To: Valueman who wrote (3294)5/22/1998 1:20:00 PM
From: dougjn  Read Replies (1) | Respond to of 10852
 
I saw a very interesting speculation on the possible future of the Internet plumbing in an online Zine. Don't have it at hand but may try to find it.

Anyway, the idea went like this: Everyone is focused on the bottleneck of the last mile. It is a bottleneck, but particularly as cable modems and xDSL on phone lines are more widely available, it will quickly become obvious to all that there are other important bottlenecks as well. And in fact that the problem is shifting. The backbones themselves have often become major bottlenecks, as well as the servers of popular sites. In fact they are the bottleneck much more than people realize, and it will get worse and worse, given the speed of adoption of the net.

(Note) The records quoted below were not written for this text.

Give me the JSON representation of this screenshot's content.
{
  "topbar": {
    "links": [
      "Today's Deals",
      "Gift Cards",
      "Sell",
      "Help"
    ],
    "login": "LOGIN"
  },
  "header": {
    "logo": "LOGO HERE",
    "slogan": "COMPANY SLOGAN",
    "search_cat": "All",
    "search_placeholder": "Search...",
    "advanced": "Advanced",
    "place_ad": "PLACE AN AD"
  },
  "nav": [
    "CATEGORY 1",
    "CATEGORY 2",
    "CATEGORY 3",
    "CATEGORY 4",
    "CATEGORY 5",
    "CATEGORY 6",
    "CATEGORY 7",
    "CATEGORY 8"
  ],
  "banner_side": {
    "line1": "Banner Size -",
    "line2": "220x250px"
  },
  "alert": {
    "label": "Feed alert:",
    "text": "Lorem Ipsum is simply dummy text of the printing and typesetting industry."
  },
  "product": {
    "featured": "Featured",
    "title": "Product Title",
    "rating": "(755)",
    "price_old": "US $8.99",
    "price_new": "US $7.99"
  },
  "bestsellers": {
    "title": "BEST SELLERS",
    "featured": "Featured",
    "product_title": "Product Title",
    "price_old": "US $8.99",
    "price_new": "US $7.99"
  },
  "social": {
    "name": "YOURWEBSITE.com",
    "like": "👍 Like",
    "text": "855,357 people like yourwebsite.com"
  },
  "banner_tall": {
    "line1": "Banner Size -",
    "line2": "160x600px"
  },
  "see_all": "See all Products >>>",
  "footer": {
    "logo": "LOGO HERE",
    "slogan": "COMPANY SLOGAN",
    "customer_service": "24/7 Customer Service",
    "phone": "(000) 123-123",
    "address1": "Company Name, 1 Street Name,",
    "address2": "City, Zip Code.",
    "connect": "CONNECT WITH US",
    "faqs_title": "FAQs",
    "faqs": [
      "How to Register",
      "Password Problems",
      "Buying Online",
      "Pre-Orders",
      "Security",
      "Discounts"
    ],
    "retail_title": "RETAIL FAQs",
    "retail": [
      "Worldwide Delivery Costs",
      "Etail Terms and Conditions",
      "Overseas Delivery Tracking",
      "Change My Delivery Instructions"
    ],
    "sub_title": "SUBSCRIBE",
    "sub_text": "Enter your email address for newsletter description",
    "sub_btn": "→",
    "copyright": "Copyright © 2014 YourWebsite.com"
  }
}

The proposed solution was as follows. Marry massive disk drive server farms (which have become very cheap and are dropping in price per terabyte very rapidly) at first ISP router sites across the country with satellite point to multipoint transmissions to those same points. (Actually, a tiered level of increasing amounts of disk drive caching was proposed as likely to be most efficient.)

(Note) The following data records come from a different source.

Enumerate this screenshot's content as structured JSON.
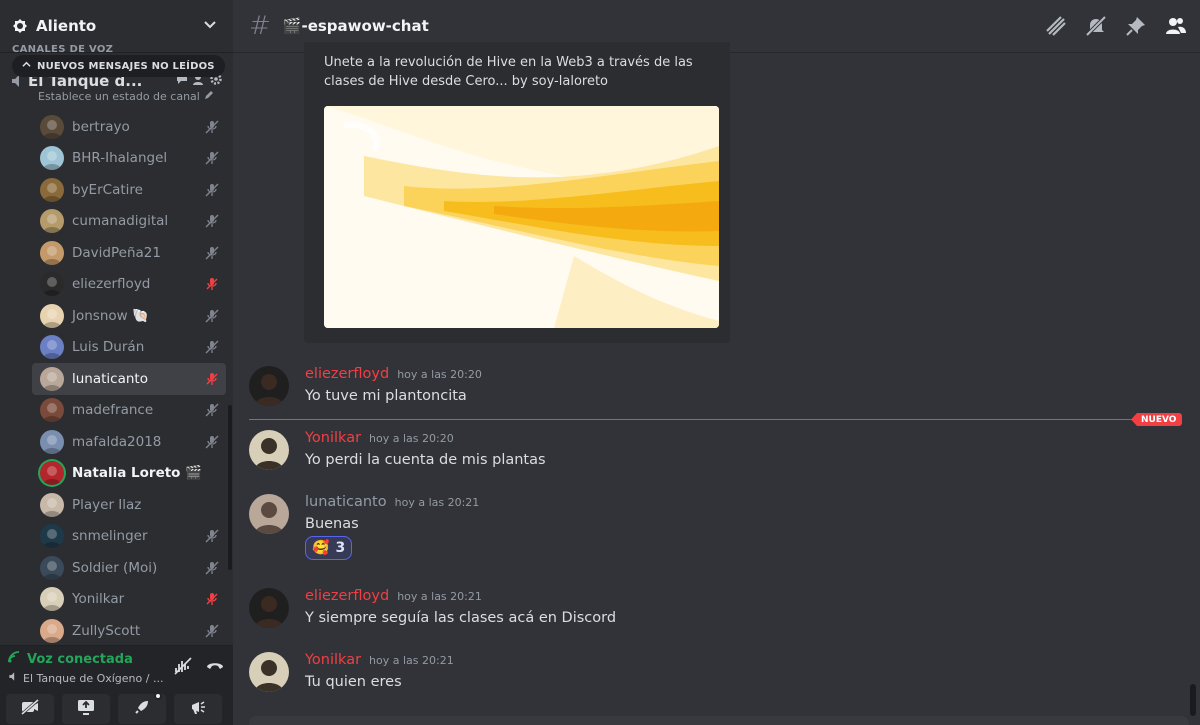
{
  "server": {
    "name": "Aliento"
  },
  "sidebar": {
    "category_label": "CANALES DE VOZ",
    "unread_pill": "NUEVOS MENSAJES NO LEÍDOS",
    "voice_channel": {
      "name": "El Tanque d...",
      "status": "Establece un estado de canal"
    },
    "members": [
      {
        "name": "bertrayo",
        "status": "muted",
        "avatar_color": "#5a4a3a"
      },
      {
        "name": "BHR-Ihalangel",
        "status": "muted",
        "avatar_color": "#9ec4d6"
      },
      {
        "name": "byErCatire",
        "status": "muted",
        "avatar_color": "#8a6a3a"
      },
      {
        "name": "cumanadigital",
        "status": "muted",
        "avatar_color": "#b59a6a"
      },
      {
        "name": "DavidPeña21",
        "status": "muted",
        "avatar_color": "#c49a6a"
      },
      {
        "name": "eliezerfloyd",
        "status": "mic-off-red",
        "avatar_color": "#2a2a2a"
      },
      {
        "name": "Jonsnow 🐚",
        "status": "muted",
        "avatar_color": "#e8d3b0"
      },
      {
        "name": "Luis Durán",
        "status": "muted",
        "avatar_color": "#6b7fc4"
      },
      {
        "name": "lunaticanto",
        "status": "mic-off-red",
        "avatar_color": "#b9a89a",
        "selected": true
      },
      {
        "name": "madefrance",
        "status": "muted",
        "avatar_color": "#7a4a3a"
      },
      {
        "name": "mafalda2018",
        "status": "muted",
        "avatar_color": "#7a8fb0"
      },
      {
        "name": "Natalia Loreto 🎬",
        "status": "none",
        "avatar_color": "#b3262b",
        "bold": true,
        "speaking": true
      },
      {
        "name": "Player Ilaz",
        "status": "none",
        "avatar_color": "#c7b8a8"
      },
      {
        "name": "snmelinger",
        "status": "muted",
        "avatar_color": "#1e3a4a"
      },
      {
        "name": "Soldier (Moi)",
        "status": "muted",
        "avatar_color": "#3a4a5a"
      },
      {
        "name": "Yonilkar",
        "status": "mic-off-red",
        "avatar_color": "#d8cfb8"
      },
      {
        "name": "ZullyScott",
        "status": "muted",
        "avatar_color": "#d9a98a"
      }
    ]
  },
  "voice_panel": {
    "status": "Voz conectada",
    "channel": "El Tanque de Oxígeno / ..."
  },
  "channel": {
    "name": "🎬-espawow-chat"
  },
  "embed": {
    "description": "Unete a la revolución de Hive en la Web3 a través de las clases de Hive desde Cero... by soy-laloreto"
  },
  "messages": [
    {
      "author": "eliezerfloyd",
      "timestamp": "hoy a las 20:20",
      "content": "Yo tuve mi plantoncita",
      "color": "red"
    },
    {
      "author": "Yonilkar",
      "timestamp": "hoy a las 20:20",
      "content": "Yo perdi la cuenta de mis plantas",
      "color": "red"
    },
    {
      "author": "lunaticanto",
      "timestamp": "hoy a las 20:21",
      "content": "Buenas",
      "color": "gray",
      "reaction": {
        "emoji": "🥰",
        "count": "3"
      }
    },
    {
      "author": "eliezerfloyd",
      "timestamp": "hoy a las 20:21",
      "content": "Y siempre seguía las clases acá en Discord",
      "color": "red"
    },
    {
      "author": "Yonilkar",
      "timestamp": "hoy a las 20:21",
      "content": "Tu quien eres",
      "color": "red"
    }
  ],
  "new_badge": "NUEVO"
}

The idea is that each time an ISP gets a request for a page from a customer, it retrieves that page and then caches in its local drive farm. Then everytime it gets another request for the same (unchanged) page, it retrieves it from its own massive cache, rather than sending the request down the backbone. Hense sites like Yahoo which get massive hit volume will be locally cached on ISP nodes throughout the country, and will need only changed page updating, and that only once per change. The theory goes that hits on the net probably follow the 80/20 rule of thumb. 20% of sites account for 80% of traffic. Actually, the top few percentage probably account for a pretty fair percentage of hits.

Add to this the idea of continuous pushing out to the ISP drive farms by satellite the continuosly updated Yahoo stock and news info, etc., plus that of other popular sites.

Geo sats would work great for this I should think.

I thought it was an interesting idea.